The course will be a theory course in the sense that we will not consider particular real machines, we will prove some theorems, and you will not be expected to log on to a parallel machine. However, topics may be motivated by practical considerations. Our goal in developing parallel algorithms will be to come up with algorithms which could conceivably be efficient on some parallel machines.
I am expecting that there will be three or four problem sets, containing a mix of routine and challenging problems. I am not going to require a project, (but I will be happy if students do outside work on course related topics).
The text for the course will be "An Introduction to Parallel Algorithms" by Ja Ja. This is a nice book, although I will not be following it very closely. If you are feeling exceptionally cheap, you could probably get by without purchasing a copy. My original plan, when I volunteered to teach the course a year ago, was that the text would be "A Theory of Shared Memory Parallel Computing" by Anderson. However, this book is progressing about as fast as Volume 7 of the Art of Computer Programming, so I chose the Ja Ja book instead.
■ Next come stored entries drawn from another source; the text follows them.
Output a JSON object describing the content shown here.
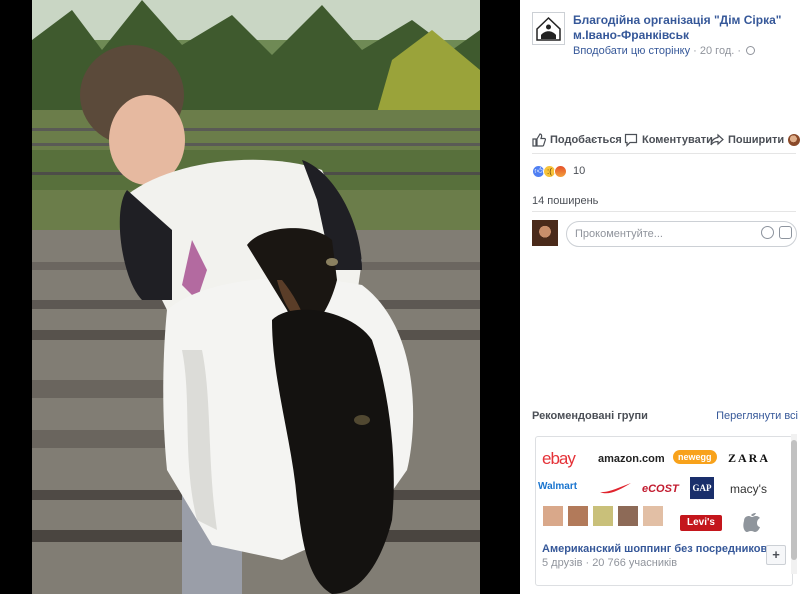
{
  "post": {
    "page_name": "Благодійна організація \"Дім Сірка\" м.Івано-Франківськ",
    "like_page": "Вподобати цю сторінку",
    "separator": "·",
    "time": "20 год.",
    "globe_icon": "globe-icon"
  },
  "actions": {
    "like": "Подобається",
    "comment": "Коментувати",
    "share": "Поширити"
  },
  "reactions": {
    "types": [
      "like",
      "sad",
      "angry"
    ],
    "count": "10"
  },
  "shares": "14 поширень",
  "comment_box": {
    "placeholder": "Прокоментуйте..."
  },
  "recommended": {
    "heading": "Рекомендовані групи",
    "see_all": "Переглянути всі",
    "brands": [
      "ebay",
      "amazon.com",
      "newegg",
      "ZARA",
      "Walmart",
      "eCOST",
      "GAP",
      "macy's",
      "Levi's"
    ],
    "group_name": "Американский шоппинг без посредников",
    "group_meta": "5 друзів · 20 766 учасників",
    "join_label": "+"
  },
  "colors": {
    "link": "#365899",
    "text": "#4b4f56",
    "muted": "#90949c",
    "border": "#dddfe2"
  }
}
I am going to be quite flexible on how this course is taught. My choice of topics will be influenced by what is considered interesting or uninteresting. There is also a choice as to teach this course as either a traditional lecture course, or to work in some research content. I have a number of open problems in mind which could turn into very nice research results. I could present my half baked ideas on some of these, provided that others have the interest and energy to think about them.